Tout commence dans le bonheur. Murielle (Emilie Dequenne) et Mounir (Tahar Rahim) forment un jeune couple heureux. Ils décident de se marier. Mais déjà, le ver est dans le fruit. Car Mounir partage depuis des années la vie de son bienfaiteur, le docteur Pinget (Niels Arestrup), à qui il doit tout ou presque et envers lequel il entretient une dette morale devenue sclérosante. Murielle emménage donc avec eux. Le couple n’est pas deux. Toujours ils seront trois. Dans la vie quotidienne comme dans les moments intimes (le couple accepte par exemple que Pinget leur offre leur voyage de noces à condition qu’il les accompagne, dans une dynamique sans cesse réalimentée de cadeaux empoisonnés). C’est cette absence de limites qui engendrera la tragédie, le triangle infernal devenant de plus en plus étouffant, de plus en plus mortifère pour Murielle, qui ne parviendra jamais vraiment à trouver sa place dans cette maison, au sein de cette famille, tandis que les naissances se succèdent.
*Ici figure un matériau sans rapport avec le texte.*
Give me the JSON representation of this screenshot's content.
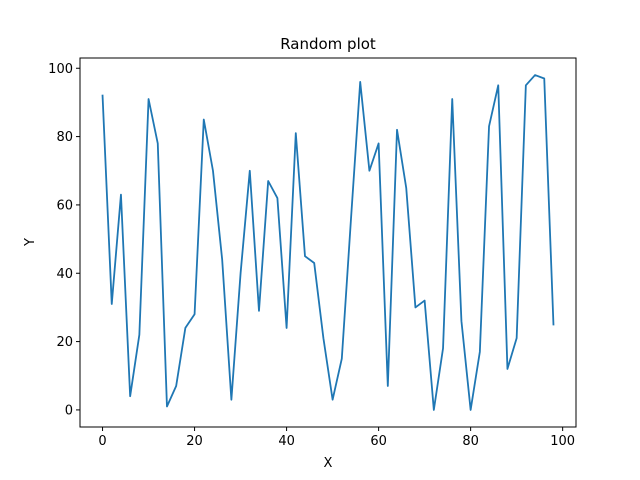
{
  "chart_data": {
    "type": "line",
    "title": "Random plot",
    "xlabel": "X",
    "ylabel": "Y",
    "xlim": [
      -4.9,
      102.9
    ],
    "ylim": [
      -5,
      103
    ],
    "xticks": [
      0,
      20,
      40,
      60,
      80,
      100
    ],
    "yticks": [
      0,
      20,
      40,
      60,
      80,
      100
    ],
    "grid": false,
    "line_color": "#1f77b4",
    "series": [
      {
        "x": [
          0,
          2,
          4,
          6,
          8,
          10,
          12,
          14,
          16,
          18,
          20,
          22,
          24,
          26,
          28,
          30,
          32,
          34,
          36,
          38,
          40,
          42,
          44,
          46,
          48,
          50,
          52,
          54,
          56,
          58,
          60,
          62,
          64,
          66,
          68,
          70,
          72,
          74,
          76,
          78,
          80,
          82,
          84,
          86,
          88,
          90,
          92,
          94,
          96,
          98
        ],
        "values": [
          92,
          31,
          63,
          4,
          22,
          91,
          78,
          1,
          7,
          24,
          28,
          85,
          70,
          44,
          3,
          40,
          70,
          29,
          67,
          62,
          24,
          81,
          45,
          43,
          21,
          3,
          15,
          56,
          96,
          70,
          78,
          7,
          82,
          65,
          30,
          32,
          0,
          18,
          91,
          26,
          0,
          17,
          83,
          95,
          12,
          21,
          95,
          98,
          97,
          25
        ]
      }
    ]
  }
}
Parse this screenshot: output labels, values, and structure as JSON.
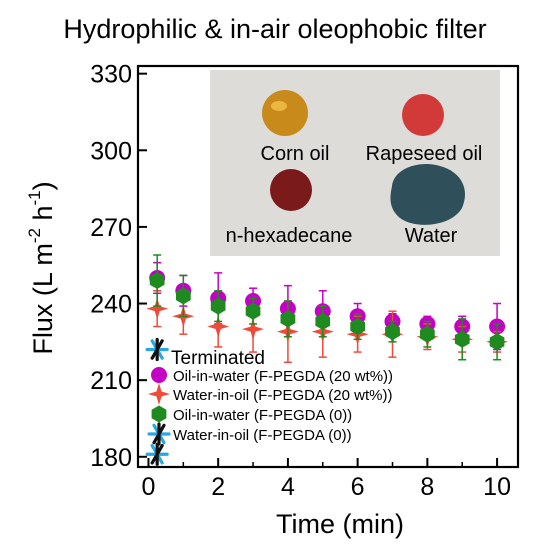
{
  "chart_data": {
    "type": "scatter",
    "title": "Hydrophilic & in-air oleophobic filter",
    "xlabel": "Time (min)",
    "ylabel": "Flux (L m",
    "ylabel_sup1": "-2",
    "ylabel_mid": " h",
    "ylabel_sup2": "-1",
    "ylabel_end": ")",
    "xlim": [
      -0.3,
      10.6
    ],
    "ylim": [
      176,
      333
    ],
    "xticks": [
      0,
      2,
      4,
      6,
      8,
      10
    ],
    "yticks": [
      180,
      210,
      240,
      270,
      300,
      330
    ],
    "grid": false,
    "legend_title": "Terminated",
    "legend_position": "bottom-left",
    "series": [
      {
        "name": "Oil-in-water (F-PEGDA (20 wt%))",
        "marker": "circle",
        "color": "#c400c4",
        "x": [
          0.25,
          1,
          2,
          3,
          4,
          5,
          6,
          7,
          8,
          9,
          10
        ],
        "y": [
          250,
          245,
          242,
          241,
          238,
          237,
          235,
          233,
          232,
          231,
          231
        ],
        "err": [
          6,
          6,
          10,
          5,
          9,
          8,
          5,
          3,
          3,
          4,
          9
        ]
      },
      {
        "name": "Water-in-oil (F-PEGDA (20 wt%))",
        "marker": "star4",
        "color": "#f04a3a",
        "x": [
          0.25,
          1,
          2,
          3,
          4,
          5,
          6,
          7,
          8,
          9,
          10
        ],
        "y": [
          238,
          235,
          231,
          230,
          229,
          229,
          228,
          228,
          227,
          226,
          225
        ],
        "err": [
          7,
          7,
          8,
          9,
          12,
          10,
          7,
          9,
          5,
          5,
          4
        ]
      },
      {
        "name": "Oil-in-water (F-PEGDA (0))",
        "marker": "hexagon",
        "color": "#1f8a1f",
        "x": [
          0.25,
          1,
          2,
          3,
          4,
          5,
          6,
          7,
          8,
          9,
          10
        ],
        "y": [
          249,
          243,
          239,
          237,
          234,
          233,
          231,
          229,
          228,
          226,
          225
        ],
        "err": [
          10,
          8,
          6,
          5,
          7,
          6,
          5,
          4,
          5,
          8,
          7
        ]
      },
      {
        "name": "Water-in-oil (F-PEGDA (0))",
        "marker": "asterisk",
        "color": "#29a7e0",
        "x": [
          0.25
        ],
        "y": [
          181
        ],
        "err": [
          0
        ]
      }
    ],
    "terminated_marker": {
      "x": 0.25,
      "y": 222,
      "color": "#29a7e0"
    },
    "inset": {
      "labels": [
        "Corn oil",
        "Rapeseed oil",
        "n-hexadecane",
        "Water"
      ],
      "colors": {
        "background": "#dedcd8",
        "corn_oil": "#c98a1c",
        "rapeseed_oil": "#d23a3a",
        "n_hexadecane": "#7a1a1a",
        "water": "#2f4f5a"
      }
    }
  }
}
Passionné par le lien pervers qui s’est ainsi noué entre les personnages et se renforce de jour en jour (on songe ici à un autre trio sur lequel s’était penché le réalisateur, celui de « Nue Propriété », mettant en scène une femme et ses deux fils), Joachim Lafosse observe sans juger, partant du principe que l’enfer est pavé de bonnes intentions et que le mal n’est pas toujours décelable. Une fois encore, il cherche à comprendre, non à accabler. Comprendre pourquoi, comment la situation a pu aboutir à une si funeste issue, fruit d’une fatalité et non d’une perversité affichée (Niels Arestrup et Tahar Rahim sont ainsi brillants dans leur rapport malsain et dans ce que leurs personnages ont aussi de faible, de fragile).
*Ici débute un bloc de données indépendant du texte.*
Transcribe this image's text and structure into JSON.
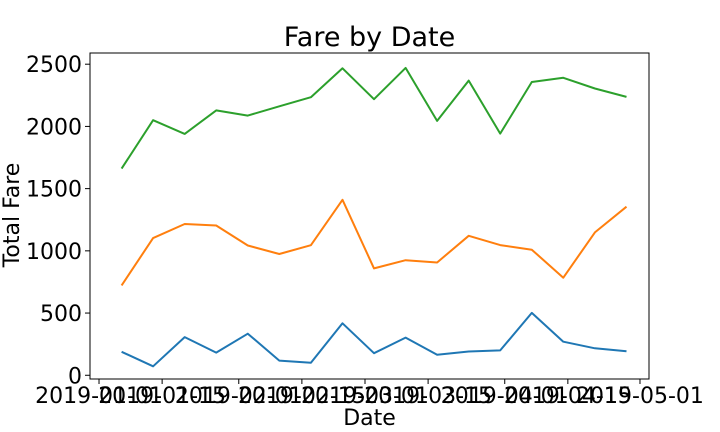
{
  "chart_data": {
    "type": "line",
    "title": "Fare by Date",
    "xlabel": "Date",
    "ylabel": "Total Fare",
    "xlim": [
      "2018-12-30",
      "2019-05-03"
    ],
    "ylim": [
      -30,
      2590
    ],
    "x_ticks": [
      "2019-01-01",
      "2019-01-15",
      "2019-02-01",
      "2019-02-15",
      "2019-03-01",
      "2019-03-15",
      "2019-04-01",
      "2019-04-15",
      "2019-05-01"
    ],
    "y_ticks": [
      0,
      500,
      1000,
      1500,
      2000,
      2500
    ],
    "grid": false,
    "legend": "none",
    "x": [
      "2019-01-06",
      "2019-01-13",
      "2019-01-20",
      "2019-01-27",
      "2019-02-03",
      "2019-02-10",
      "2019-02-17",
      "2019-02-24",
      "2019-03-03",
      "2019-03-10",
      "2019-03-17",
      "2019-03-24",
      "2019-03-31",
      "2019-04-07",
      "2019-04-14",
      "2019-04-21",
      "2019-04-28"
    ],
    "series": [
      {
        "color": "#1f77b4",
        "values": [
          189,
          72,
          307,
          182,
          334,
          118,
          100,
          418,
          177,
          303,
          165,
          191,
          200,
          501,
          270,
          217,
          193
        ]
      },
      {
        "color": "#ff7f0e",
        "values": [
          722,
          1102,
          1216,
          1204,
          1043,
          975,
          1045,
          1410,
          859,
          925,
          906,
          1121,
          1046,
          1009,
          784,
          1148,
          1355
        ]
      },
      {
        "color": "#2ca02c",
        "values": [
          1661,
          2050,
          1940,
          2129,
          2087,
          2162,
          2235,
          2467,
          2219,
          2470,
          2044,
          2368,
          1942,
          2357,
          2391,
          2305,
          2237
        ]
      }
    ]
  }
}
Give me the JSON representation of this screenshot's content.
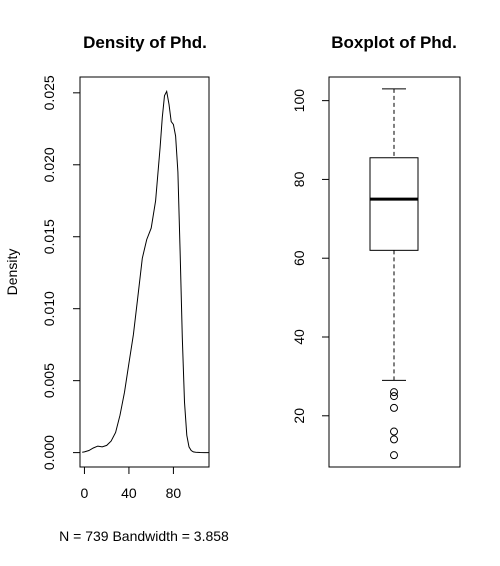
{
  "chart_data": [
    {
      "type": "line",
      "title": "Density of Phd.",
      "ylabel": "Density",
      "xlabel": "N = 739   Bandwidth = 3.858",
      "xlim": [
        -4,
        112
      ],
      "ylim": [
        -0.001,
        0.0261
      ],
      "x_ticks": [
        "0",
        "40",
        "80"
      ],
      "x_tick_values": [
        0,
        40,
        80
      ],
      "y_ticks": [
        "0.000",
        "0.005",
        "0.010",
        "0.015",
        "0.020",
        "0.025"
      ],
      "y_tick_values": [
        0,
        0.005,
        0.01,
        0.015,
        0.02,
        0.025
      ],
      "series": [
        {
          "x": [
            -2,
            0,
            4,
            8,
            12,
            16,
            20,
            24,
            28,
            32,
            36,
            40,
            44,
            48,
            52,
            56,
            60,
            64,
            68,
            70,
            72,
            74,
            76,
            78,
            80,
            82,
            84,
            86,
            88,
            90,
            92,
            94,
            96,
            98,
            100,
            104,
            108,
            112
          ],
          "values": [
            3e-05,
            5e-05,
            0.00015,
            0.00032,
            0.00045,
            0.0004,
            0.0005,
            0.0008,
            0.0014,
            0.0026,
            0.0042,
            0.0062,
            0.0082,
            0.0108,
            0.0135,
            0.0148,
            0.0156,
            0.0175,
            0.0212,
            0.0233,
            0.0248,
            0.0251,
            0.0242,
            0.023,
            0.0228,
            0.022,
            0.0195,
            0.014,
            0.008,
            0.0035,
            0.0012,
            0.0004,
            0.00015,
            5e-05,
            2e-05,
            1e-05,
            0.0,
            0.0
          ]
        }
      ]
    },
    {
      "type": "boxplot",
      "title": "Boxplot of Phd.",
      "ylim": [
        7,
        106
      ],
      "y_ticks": [
        "20",
        "40",
        "60",
        "80",
        "100"
      ],
      "y_tick_values": [
        20,
        40,
        60,
        80,
        100
      ],
      "stats": {
        "lower_whisker": 29,
        "q1": 62,
        "median": 75,
        "q3": 85.5,
        "upper_whisker": 103
      },
      "outliers": [
        26,
        25,
        22,
        16,
        14,
        10
      ]
    }
  ]
}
Le film est le récit d’un délitement, d’une usure. Délitement des liens, usure du corps. Plus le temps passe et plus Murielle affiche un visage fatigué, creusé. Elle si rayonnante au début du film, se laisse envahir par la tristesse, ne parvenant pas à reprendre le dessus sur la dépression maternelle. Sa féminité s’étiole, et les jolies petites tenues sont bientôt remplacées par ce qui s’apparente à une robe de bure médiévale, austère et sans personnalité.

Il n’y a qu’au Maroc que Murielle retrouve des couleurs. Dans sa djellaba, les pieds dans l’eau en compagnie de sa belle-mère, elle sourit à la vie. On songe alors combien le point de non-retour du film se situe au moment où le couple renonce à aller vivre au Maroc, parce qu’ils ne peuvent pas abandonner Pinget. L’occasion manquée, pour la jeune famille, de gagner sa liberté, de se dégager de l’emprise du médecin et d’enfin se retrouver. Ce sacrifice signe définitivement l’enfermement physique et moral de Murielle.

Depuis son premier rôle, dans « Rosetta » des frères Dardenne, Emilie Dequenne a su montrer tout son potentiel dramatique et émotionnel. Dire qu’elle est ici prodigieuse est loin d’être exagéré. Elle incarne avec sensibilité et justesse cette jeune femme qui se fane progressivement. Joachim Lafosse filme tout en sobriété les scènes où elle se montre la plus bouleversante. Celle de la voiture, un plan fixe de Murielle au volant, chantant Femmes je vous aime de Julien Clerc en se laissant peu à peu submerger par l’émotion. Et la scène du coup de fil à sa psy. Justesse de l’écriture, place pertinente de la caméra comme témoin du drame qui ne noue et interprétation poignante font de cette scène un moment glaçant.

Lafosse maitrise son film de bout en bout, ne versant jamais dans le glauque, le macabre, privilégiant dans les deux dernières scènes un hors-champ qui rejoint la notion de pudeur à l’œuvre dans tout le film. N’assénant rien, il en appelle à notre subjectivité, et nous laisse une grande place. Délicate, douloureuse, mais salutaire, nécessaire.